Stents are generally cylindrically-shaped devices which function to hold open and sometimes expand a segment of a blood vessel or other lumen such as a coronary artery. They are particularly suitable for use to support the lumen or hold back a dissected arterial lining which can occlude the fluid passageway therethrough.
A variety of devices are known in the art for use as stents and have included coiled wires in a variety of patterns that are expanded after being placed intraluminally on a balloon catheter; helically wound coiled springs manufactured from an expandable heat sensitive metal; and self expanding stents inserted in a compressed state and shaped in a zigzag pattern. One of the difficulties encountered using prior stents involved maintaining the radial rigidity needed to hold open a body lumen while at the same time maintaining the longitudinal flexibility of the stent to facilitate its delivery and accommodate the often tortuous path of the body lumen.
Another problem area has been the limiting range of expandability. Certain prior art stents expand only to a limited degree due to the uneven stresses created upon the stents during radial expansion. This necessitates providing stents with a variety of diameters, thus increasing the cost of manufacture. Additionally, having a stent with a wider range of expandability allows the physician to redilate the stent if the original vessel size was miscalculated.
Another problem with the prior art stents has been contraction of the stent along its longitudinal axis upon radial expansion of the stent. This can cause placement problems within the artery during expansion.

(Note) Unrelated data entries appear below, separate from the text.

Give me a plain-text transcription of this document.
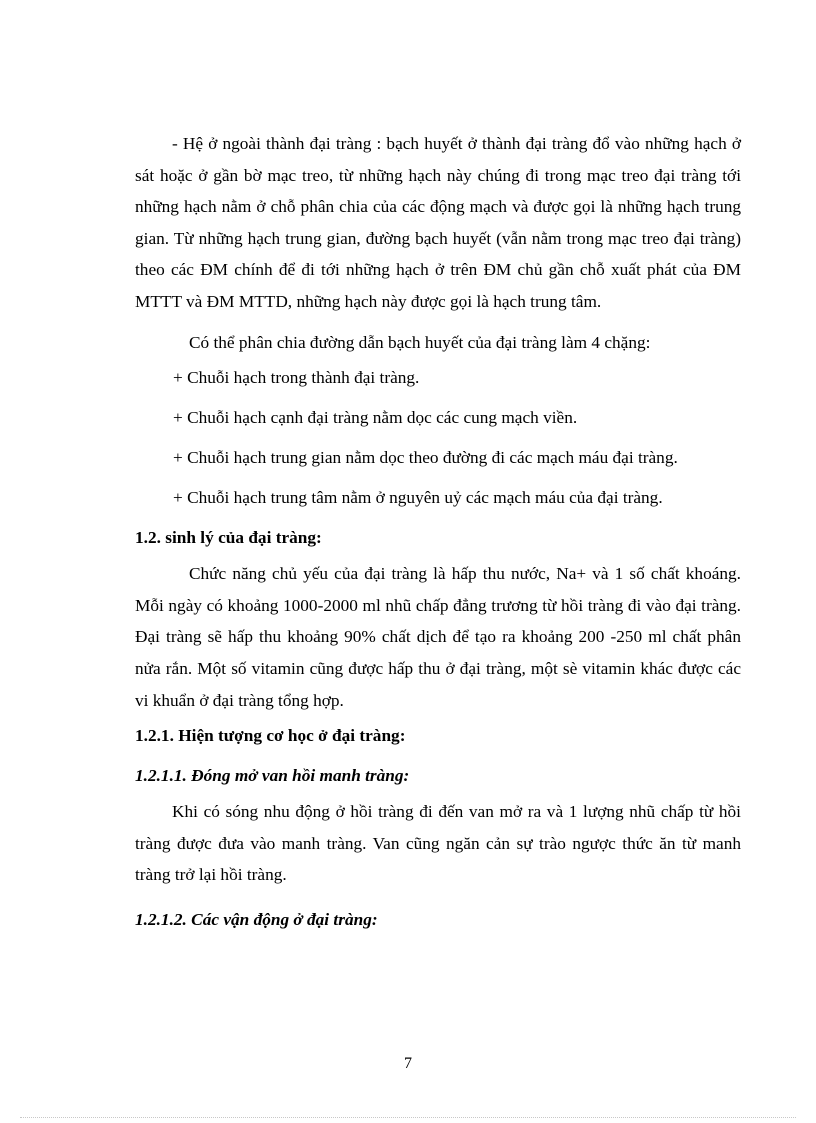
- Hệ ở ngoài thành đại tràng : bạch huyết ở thành đại tràng đổ vào những hạch ở sát hoặc ở gần bờ mạc treo, từ những hạch này chúng đi trong mạc treo đại tràng tới những hạch nằm ở chỗ phân chia của các động mạch và được gọi là những hạch trung gian. Từ những hạch trung gian, đường bạch huyết (vẫn nằm trong mạc treo đại tràng) theo các ĐM chính để đi tới những hạch ở trên ĐM chủ gần chỗ xuất phát của ĐM MTTT và ĐM MTTD, những hạch này được gọi là hạch trung tâm.

Có thể phân chia đường dẫn bạch huyết của đại tràng làm 4 chặng:

+ Chuỗi hạch trong thành đại tràng.

+ Chuỗi hạch cạnh đại tràng nằm dọc các cung mạch viền.

+ Chuỗi hạch trung gian nằm dọc theo đường đi các mạch máu đại tràng.

+ Chuỗi hạch trung tâm nằm ở nguyên uỷ các mạch máu của đại tràng.

1.2. sinh lý của đại tràng:

Chức năng chủ yếu của đại tràng là hấp thu nước, Na+ và 1 số chất khoáng. Mỗi ngày có khoảng 1000-2000 ml nhũ chấp đẳng trương từ hồi tràng đi vào đại tràng. Đại tràng sẽ hấp thu khoảng 90% chất dịch để tạo ra khoảng 200 -250 ml chất phân nửa rắn. Một số vitamin cũng được hấp thu ở đại tràng, một sè vitamin khác được các vi khuẩn ở đại tràng tổng hợp.

1.2.1. Hiện tượng cơ học ở đại tràng:

1.2.1.1. Đóng mở van hồi manh tràng:

Khi có sóng nhu động ở hồi tràng đi đến van mở ra và 1 lượng nhũ chấp từ hồi tràng được đưa vào manh tràng. Van cũng ngăn cản sự trào ngược thức ăn từ manh tràng trở lại hồi tràng.

1.2.1.2. Các vận động ở đại tràng:

7
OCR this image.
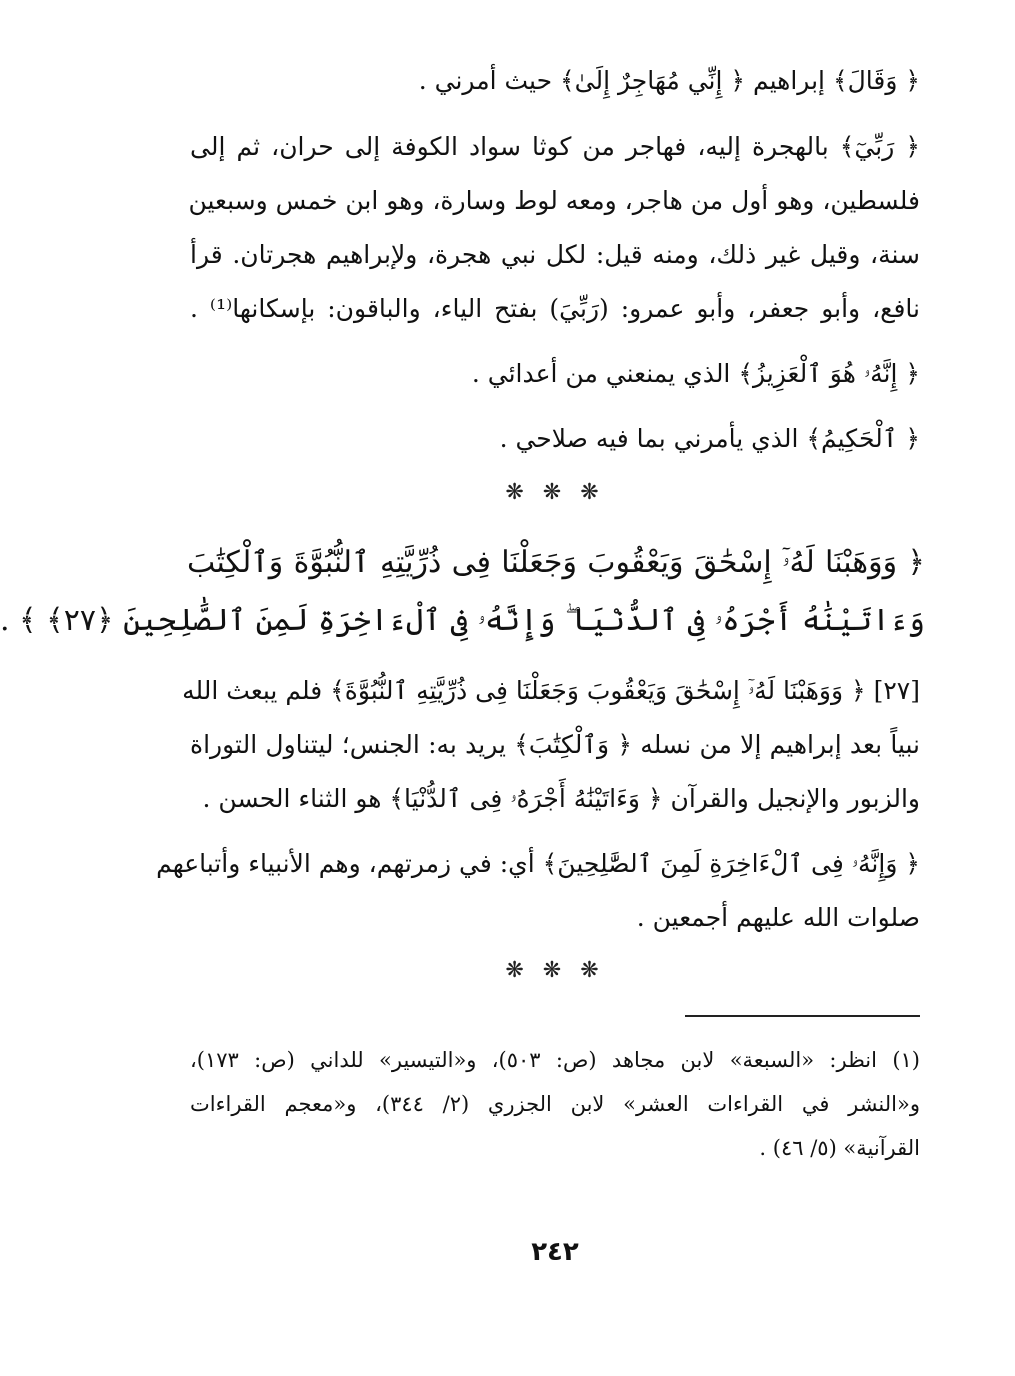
﴿ وَقَالَ﴾ إبراهيم ﴿ إِنِّي مُهَاجِرٌ إِلَىٰ﴾ حيث أمرني .
﴿ رَبِّيٓ﴾ بالهجرة إليه، فهاجر من كوثا سواد الكوفة إلى حران، ثم إلى
فلسطين، وهو أول من هاجر، ومعه لوط وسارة، وهو ابن خمس وسبعين
سنة، وقيل غير ذلك، ومنه قيل: لكل نبي هجرة، ولإبراهيم هجرتان. قرأ
نافع، وأبو جعفر، وأبو عمرو: (رَبِّيَ) بفتح الياء، والباقون: بإسكانها⁽¹⁾ .
﴿ إِنَّهُۥ هُوَ ٱلْعَزِيزُ﴾ الذي يمنعني من أعدائي .
﴿ ٱلْحَكِيمُ﴾ الذي يأمرني بما فيه صلاحي .
❋ ❋ ❋
﴿ وَوَهَبْنَا لَهُۥٓ إِسْحَٰقَ وَيَعْقُوبَ وَجَعَلْنَا فِى ذُرِّيَّتِهِ ٱلنُّبُوَّةَ وَٱلْكِتَٰبَ
وَءَاتَيْنَٰهُ أَجْرَهُۥ فِى ٱلدُّنْيَا ۖ وَإِنَّهُۥ فِى ٱلْءَاخِرَةِ لَمِنَ ٱلصَّٰلِحِينَ ﴿٢٧﴾ ﴾ .
[٢٧] ﴿ وَوَهَبْنَا لَهُۥٓ إِسْحَٰقَ وَيَعْقُوبَ وَجَعَلْنَا فِى ذُرِّيَّتِهِ ٱلنُّبُوَّةَ﴾ فلم يبعث الله
نبياً بعد إبراهيم إلا من نسله ﴿ وَٱلْكِتَٰبَ﴾ يريد به: الجنس؛ ليتناول التوراة
والزبور والإنجيل والقرآن ﴿ وَءَاتَيْنَٰهُ أَجْرَهُۥ فِى ٱلدُّنْيَا﴾ هو الثناء الحسن .
﴿ وَإِنَّهُۥ فِى ٱلْءَاخِرَةِ لَمِنَ ٱلصَّٰلِحِينَ﴾ أي: في زمرتهم، وهم الأنبياء وأتباعهم
صلوات الله عليهم أجمعين .
❋ ❋ ❋
(١) انظر: «السبعة» لابن مجاهد (ص: ٥٠٣)، و«التيسير» للداني (ص: ١٧٣)،
و«النشر في القراءات العشر» لابن الجزري (٢/ ٣٤٤)، و«معجم القراءات
القرآنية» (٥/ ٤٦) .
٢٤٢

Various means have been described to deliver and implant stents. One method frequently described for delivering a stent to a desired intraluminal location includes mounting the expandable stent on an expandable member, such as a balloon, provided on the distal end of an intravascular catheter, advancing the catheter to the desired location within the patient's body lumen, inflating the balloon on the catheter to expand the stent into a permanent expanded condition and then deflating the balloon and removing the catheter.
What has been needed is a stent which has an enhanced degree of flexibility so that it can be readily advanced through tortuous passageways and radially expanded over a wider range of diameters with minimal longitudinal contraction to accommodate a greater range of vessel diameters, all with minimal longitudinal contraction. The expanded stent must also of course have adequate structural strength (hoop strength) to hold open the body lumen in which it is expanded. The present invention satisfies this need.